И как тут не увериться в собственном превосходстве?
Однажды совершенная система дала сбой... Вы ведь эту фразу ждете, заранее торжествуя над провалом излишне самонадеянного Штефана? Какие же вы мелочные... Обойдетесь.
Однажды ему встретился человек, небрежным взмахом руки внесший в совершенную систему кардинальные изменения.
– Привет, это Рудольф, мы вчера познакомились, – голос из динамика коммуникатора был севшим и хриплым, как будто его обладатель мучился похмельем. – Напомни мне, как твоя аптека называется?
Штефан минут пять пытался вспомнить, кому и за каким чертом он понадобился, – а потом расхохотался. И внес в список тех, кому он поставлял десцидол, еще одно имя.

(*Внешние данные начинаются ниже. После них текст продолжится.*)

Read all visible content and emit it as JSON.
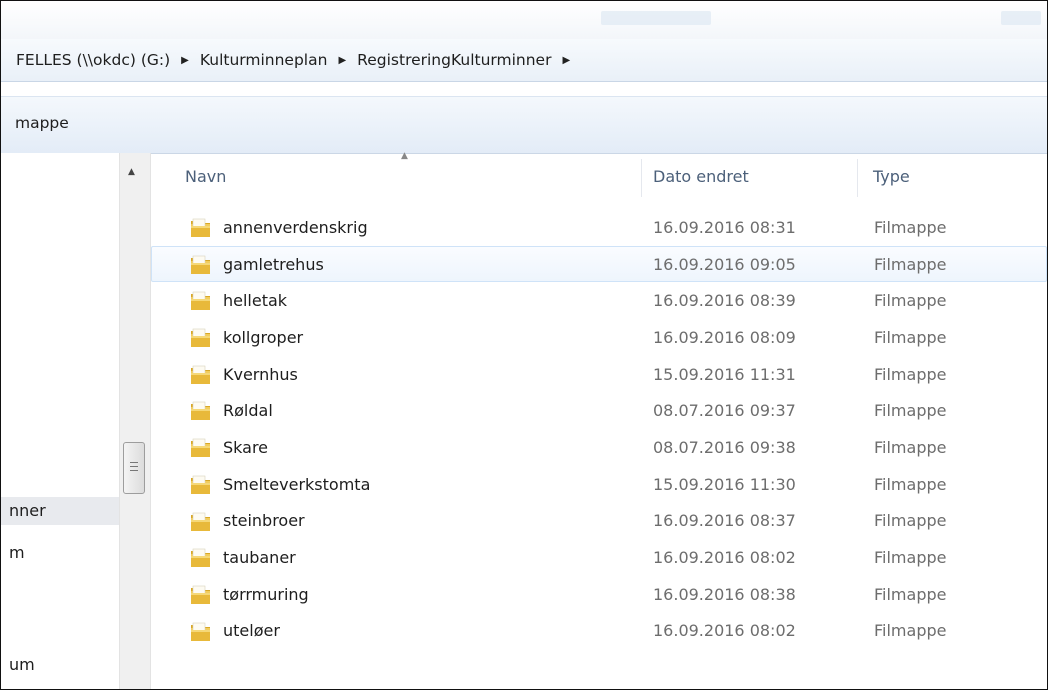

Фамилию этого невнятного вихрастого придурка в видавшем виды мятом пиджаке он выяснил только через месяц. И то случайно – когда тот, матерясь сквозь зубы, выгребал из карманов всяческий хлам, весело разлетавшийся по всей округе. Паспорт искал, без которого ему наотрез отказывались продавать пиво.
– И что это было? Проверка на вшивость? – Штефан лучезарно улыбнулся, протягивая ему выпавшие на асфальт водительские права на имя Рудольфа Габсбурга.
– Ась?
Штефан был слишком дальновиден для того, чтобы просто трясти деньги с тех, у кого они водились. Штефан был слишком умен, чтобы понимать – этот оболтус, в двадцать три года болтающийся по жизни, как говно в проруби, не имеет никакого веса в родительской компании. Пусть он и наследник крупнейшей австрийской клиники киберпротезирования – в голове у него пусто. И Штефан бы благополучно забил на него, даже десцидол бы передавал через посредника, но...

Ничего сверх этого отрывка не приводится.